Laurence scrubbed his hands over his face and sighed. He was tired of this human skin. No- he was sick of this feeling, even if a part of him wanted it to never go away.
Adelle turned to look back at him, a curiously blank expression on her face.
"I'm going to change things."
"There's nothing in any future that could change this." She told him.
She. It. Just a face he used to know. Wanted to again.
Laurence resisted the urge to reach out and touch her.
"I'm not talking about changing things, I'm saying I'm making it different so it can be different."
"You can't change the past," she reminded him.

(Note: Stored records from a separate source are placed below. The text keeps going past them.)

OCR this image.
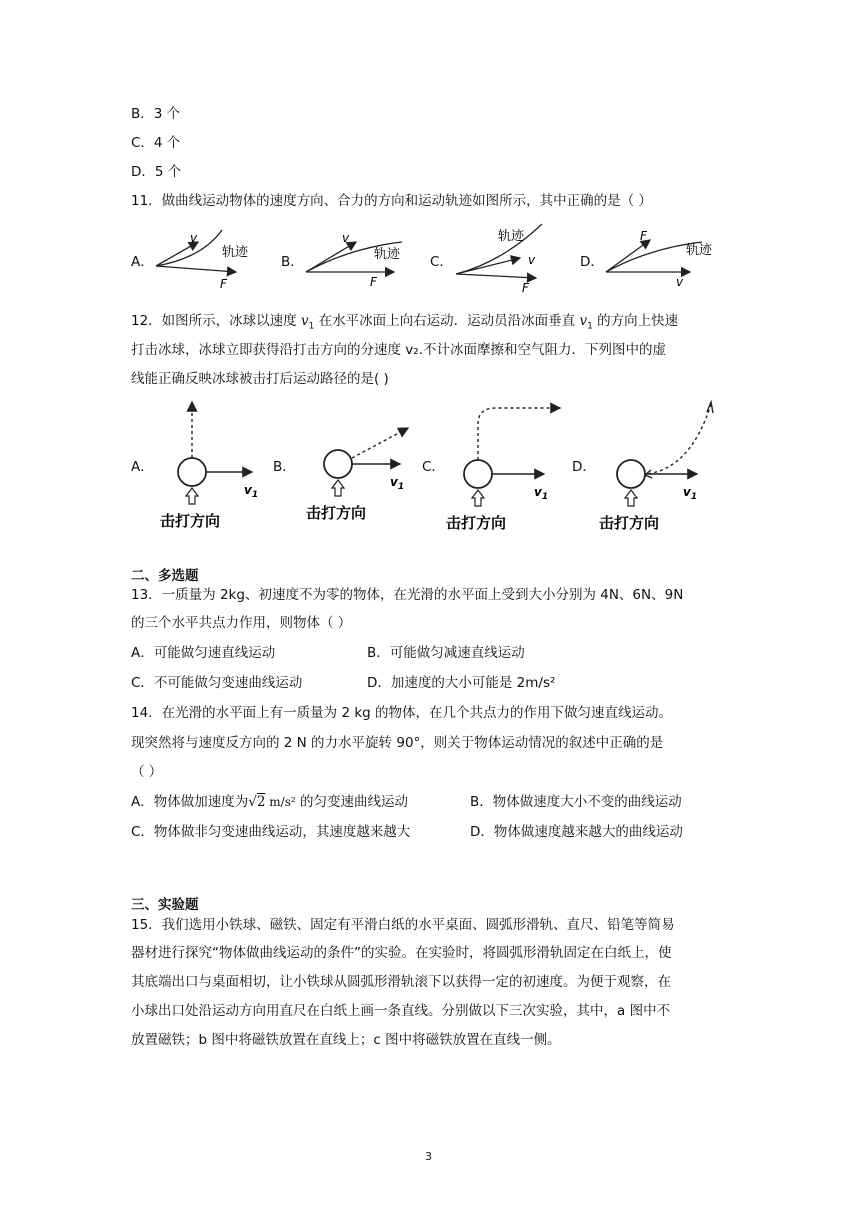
B．3 个
C．4 个
D．5 个
11．做曲线运动物体的速度方向、合力的方向和运动轨迹如图所示，其中正确的是（ ）
A．
v
轨迹
F
B．
v
轨迹
F
C．
轨迹
v
F
D．
F
轨迹
v
12．如图所示，冰球以速度 $v_1$ 在水平冰面上向右运动．运动员沿冰面垂直 $v_1$ 的方向上快速
打击冰球，冰球立即获得沿打击方向的分速度 v₂.不计冰面摩擦和空气阻力．下列图中的虚
线能正确反映冰球被击打后运动路径的是( )
A．
$v_1$
击打方向
B．
$v_1$
击打方向
C．
$v_1$
击打方向
D．
$v_1$
击打方向
二、多选题
13．一质量为 2kg、初速度不为零的物体，在光滑的水平面上受到大小分别为 4N、6N、9N
的三个水平共点力作用，则物体（ ）
A．可能做匀速直线运动	B．可能做匀减速直线运动
C．不可能做匀变速曲线运动	D．加速度的大小可能是 2m/s²
14．在光滑的水平面上有一质量为 2 kg 的物体，在几个共点力的作用下做匀速直线运动。
现突然将与速度反方向的 2 N 的力水平旋转 90°，则关于物体运动情况的叙述中正确的是
（ ）
A．物体做加速度为√2 m/s² 的匀变速曲线运动	B．物体做速度大小不变的曲线运动
C．物体做非匀变速曲线运动，其速度越来越大	D．物体做速度越来越大的曲线运动
三、实验题
15．我们选用小铁球、磁铁、固定有平滑白纸的水平桌面、圆弧形滑轨、直尺、铅笔等简易
器材进行探究“物体做曲线运动的条件”的实验。在实验时，将圆弧形滑轨固定在白纸上，使
其底端出口与桌面相切，让小铁球从圆弧形滑轨滚下以获得一定的初速度。为便于观察，在
小球出口处沿运动方向用直尺在白纸上画一条直线。分别做以下三次实验，其中，a 图中不
放置磁铁；b 图中将磁铁放置在直线上；c 图中将磁铁放置在直线一侧。
3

"No. But I know someone who can."
She wasn't coming back, but he could make sure she never left. He didn't want what ifs, he wanted possibilities.
"What would be the point?"
"You'd know the answer to that again." Laurence sounded more convinced than he felt.
"Did I ever?"
"No," he conceded. "But you knew it was important to ask."
There was a long pause, filled in by the sound of the waves. He had found her out here yesterday, and she had decided that she liked him.
Why? He'd asked, it's not like you can see the future. Maybe I'm planning to kill you.
Laurence, no one can see the future. That's what makes life interesting.
His mind wandered back to the present in time to hear her question.
"Do you ever wonder how we got here?"
He never took his eyes away from the water, though he could picture her face in his mind. At nineteen, Adelle wore her hair short, just coming to her chin. There was a spark behind her eyes that only youth could supply, though she definitely carried the shape of a grown woman. Her lips held a soft curve, as if she were always just barely holding back a smile. With this question, her head would tilt to the side, causing hair to fall over her face. She wouldn't notice, eyes too focused on finding an answer.
Laurence tightened his grip on her hand.